Its core vendor partnerships include Cisco, Avaya, Polycom, Juniper and Check Point, and its business is, again, fairly evenly split along technological lines. Some 34 per cent came from security in FY16, with 26 per cent from unified communications, 25 per cent from networking, and 18 per cent from datatcentre and other technologies.
Alex Tatham, managing director of UK-based distributor Westcoast, said: "Westcon-Comstor is an excellent distributor. It is no surprise that, following Datatec's January announcement, this was a likely sale and I am sure that whoever gets it will value it as a very important global distribution business."
More SAP headaches
Elsewhere, Datatec announced that, contrary to earlier predictions, the firm will see a hefty decline in underlying profitability. In October last year Datatec issued an interim results statement for the first half of FY17, in which it forecast that underlying earnings per share (EPS) for the second half were expected to improve on both a sequential and year-on-year basis.

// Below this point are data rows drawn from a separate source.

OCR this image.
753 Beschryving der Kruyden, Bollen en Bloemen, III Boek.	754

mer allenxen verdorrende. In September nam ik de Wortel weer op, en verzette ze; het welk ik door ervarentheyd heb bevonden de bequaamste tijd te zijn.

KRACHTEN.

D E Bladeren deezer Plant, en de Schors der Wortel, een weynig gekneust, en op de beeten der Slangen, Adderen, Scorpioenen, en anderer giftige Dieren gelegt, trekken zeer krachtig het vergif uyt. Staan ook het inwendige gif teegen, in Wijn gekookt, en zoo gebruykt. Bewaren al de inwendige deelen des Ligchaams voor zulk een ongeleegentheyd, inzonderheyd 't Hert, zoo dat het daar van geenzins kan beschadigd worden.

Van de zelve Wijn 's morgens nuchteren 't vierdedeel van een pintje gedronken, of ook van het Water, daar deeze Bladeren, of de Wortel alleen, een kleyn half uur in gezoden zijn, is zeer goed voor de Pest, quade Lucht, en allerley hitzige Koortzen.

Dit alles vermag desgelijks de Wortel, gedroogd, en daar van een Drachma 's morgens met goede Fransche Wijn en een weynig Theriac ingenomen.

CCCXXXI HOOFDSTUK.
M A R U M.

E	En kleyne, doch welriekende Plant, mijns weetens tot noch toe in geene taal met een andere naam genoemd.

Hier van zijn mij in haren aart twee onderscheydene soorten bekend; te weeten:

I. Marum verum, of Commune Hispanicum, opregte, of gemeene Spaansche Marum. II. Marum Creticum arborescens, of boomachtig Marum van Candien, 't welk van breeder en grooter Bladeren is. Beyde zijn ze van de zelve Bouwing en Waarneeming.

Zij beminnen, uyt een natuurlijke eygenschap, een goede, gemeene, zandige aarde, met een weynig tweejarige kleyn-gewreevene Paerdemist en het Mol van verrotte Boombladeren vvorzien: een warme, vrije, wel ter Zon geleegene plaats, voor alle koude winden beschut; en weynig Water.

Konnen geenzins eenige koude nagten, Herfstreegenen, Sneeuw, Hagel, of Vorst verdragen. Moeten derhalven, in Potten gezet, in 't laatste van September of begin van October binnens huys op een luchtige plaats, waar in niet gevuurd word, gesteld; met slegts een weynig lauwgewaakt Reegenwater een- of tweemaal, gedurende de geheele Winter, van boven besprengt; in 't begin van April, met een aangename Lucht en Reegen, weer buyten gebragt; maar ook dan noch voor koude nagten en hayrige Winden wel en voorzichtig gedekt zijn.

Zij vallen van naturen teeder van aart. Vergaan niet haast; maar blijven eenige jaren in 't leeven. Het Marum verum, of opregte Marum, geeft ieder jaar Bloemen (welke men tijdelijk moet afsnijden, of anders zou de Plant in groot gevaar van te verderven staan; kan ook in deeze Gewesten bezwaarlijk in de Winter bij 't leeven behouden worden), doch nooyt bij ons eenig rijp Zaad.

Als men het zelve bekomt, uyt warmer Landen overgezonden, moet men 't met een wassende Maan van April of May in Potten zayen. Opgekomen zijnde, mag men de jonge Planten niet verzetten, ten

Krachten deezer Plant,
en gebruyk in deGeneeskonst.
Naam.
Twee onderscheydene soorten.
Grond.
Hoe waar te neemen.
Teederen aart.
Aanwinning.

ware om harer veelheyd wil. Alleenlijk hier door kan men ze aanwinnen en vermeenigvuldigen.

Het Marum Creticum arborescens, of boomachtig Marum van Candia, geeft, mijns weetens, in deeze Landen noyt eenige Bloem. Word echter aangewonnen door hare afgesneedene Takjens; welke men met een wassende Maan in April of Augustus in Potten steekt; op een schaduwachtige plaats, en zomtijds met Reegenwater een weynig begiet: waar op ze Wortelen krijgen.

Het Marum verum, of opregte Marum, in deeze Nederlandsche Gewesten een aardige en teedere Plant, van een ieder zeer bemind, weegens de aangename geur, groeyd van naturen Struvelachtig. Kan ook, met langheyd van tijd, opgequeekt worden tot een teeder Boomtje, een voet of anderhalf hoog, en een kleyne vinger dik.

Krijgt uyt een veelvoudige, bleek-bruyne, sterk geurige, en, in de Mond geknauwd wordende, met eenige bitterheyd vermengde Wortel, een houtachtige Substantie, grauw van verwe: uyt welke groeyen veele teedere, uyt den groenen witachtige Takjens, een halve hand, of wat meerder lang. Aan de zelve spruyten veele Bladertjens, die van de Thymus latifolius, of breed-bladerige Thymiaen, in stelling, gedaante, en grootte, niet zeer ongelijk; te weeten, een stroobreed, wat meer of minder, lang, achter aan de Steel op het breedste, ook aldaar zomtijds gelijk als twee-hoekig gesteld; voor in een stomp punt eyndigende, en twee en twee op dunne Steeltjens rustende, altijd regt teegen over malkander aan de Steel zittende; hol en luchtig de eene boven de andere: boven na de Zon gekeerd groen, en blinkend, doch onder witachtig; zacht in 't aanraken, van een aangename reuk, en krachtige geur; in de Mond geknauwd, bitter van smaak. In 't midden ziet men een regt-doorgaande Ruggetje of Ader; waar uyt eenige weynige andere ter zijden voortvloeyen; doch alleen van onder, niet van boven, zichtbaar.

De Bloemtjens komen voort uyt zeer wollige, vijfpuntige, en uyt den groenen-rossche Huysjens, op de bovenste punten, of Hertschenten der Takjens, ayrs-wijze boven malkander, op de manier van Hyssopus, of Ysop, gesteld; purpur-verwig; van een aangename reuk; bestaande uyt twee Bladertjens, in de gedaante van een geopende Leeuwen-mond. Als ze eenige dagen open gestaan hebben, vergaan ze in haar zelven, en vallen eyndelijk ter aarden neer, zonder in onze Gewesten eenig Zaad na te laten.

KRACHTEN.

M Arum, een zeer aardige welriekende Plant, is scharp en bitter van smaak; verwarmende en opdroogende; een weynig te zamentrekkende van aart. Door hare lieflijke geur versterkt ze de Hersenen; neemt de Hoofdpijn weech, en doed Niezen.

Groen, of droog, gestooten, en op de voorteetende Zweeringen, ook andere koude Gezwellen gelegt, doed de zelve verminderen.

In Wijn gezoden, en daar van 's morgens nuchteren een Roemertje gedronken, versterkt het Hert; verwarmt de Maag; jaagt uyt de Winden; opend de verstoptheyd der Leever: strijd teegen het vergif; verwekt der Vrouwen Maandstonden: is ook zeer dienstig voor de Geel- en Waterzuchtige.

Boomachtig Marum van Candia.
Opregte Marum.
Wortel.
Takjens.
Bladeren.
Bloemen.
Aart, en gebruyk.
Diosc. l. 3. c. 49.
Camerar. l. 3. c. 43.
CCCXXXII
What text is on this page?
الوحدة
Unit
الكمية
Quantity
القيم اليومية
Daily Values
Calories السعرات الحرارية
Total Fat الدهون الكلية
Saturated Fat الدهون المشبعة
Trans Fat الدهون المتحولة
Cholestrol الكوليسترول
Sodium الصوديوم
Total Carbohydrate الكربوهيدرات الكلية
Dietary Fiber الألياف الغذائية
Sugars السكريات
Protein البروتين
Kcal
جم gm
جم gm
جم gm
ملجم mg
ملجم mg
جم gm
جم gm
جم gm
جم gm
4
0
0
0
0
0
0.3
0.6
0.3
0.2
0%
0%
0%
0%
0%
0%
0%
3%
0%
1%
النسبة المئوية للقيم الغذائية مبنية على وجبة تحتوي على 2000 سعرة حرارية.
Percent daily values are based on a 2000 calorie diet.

But today the firm announced that it now expects both underlying and headline full-year EPS to decline by at least 50 per cent lower in comparison with the prior year. In FY16 underlying and reported EPS stood at $0.32 and $0.19, respectively, and those figures are anticipated to drop by at least $0.16 and $0.10 for the year that closed on 28 February. Datatec indicated that it "will provide a more detailed trading statement as soon as practicable".
The decline in profitability is related to a deterioration in Westcon-Comstor's performance in the EMEA region during the fourth quarter of the year. This was largely attributed to a problematic ERP rollout in the region.
"Westcon-Comstor experienced disruption to the business as a result of final stages of SAP implementation in EMEA," said today's statement. "Westcon-Comstor has made adjustments to the operating model and Datatec expects this to support a rapid recovery."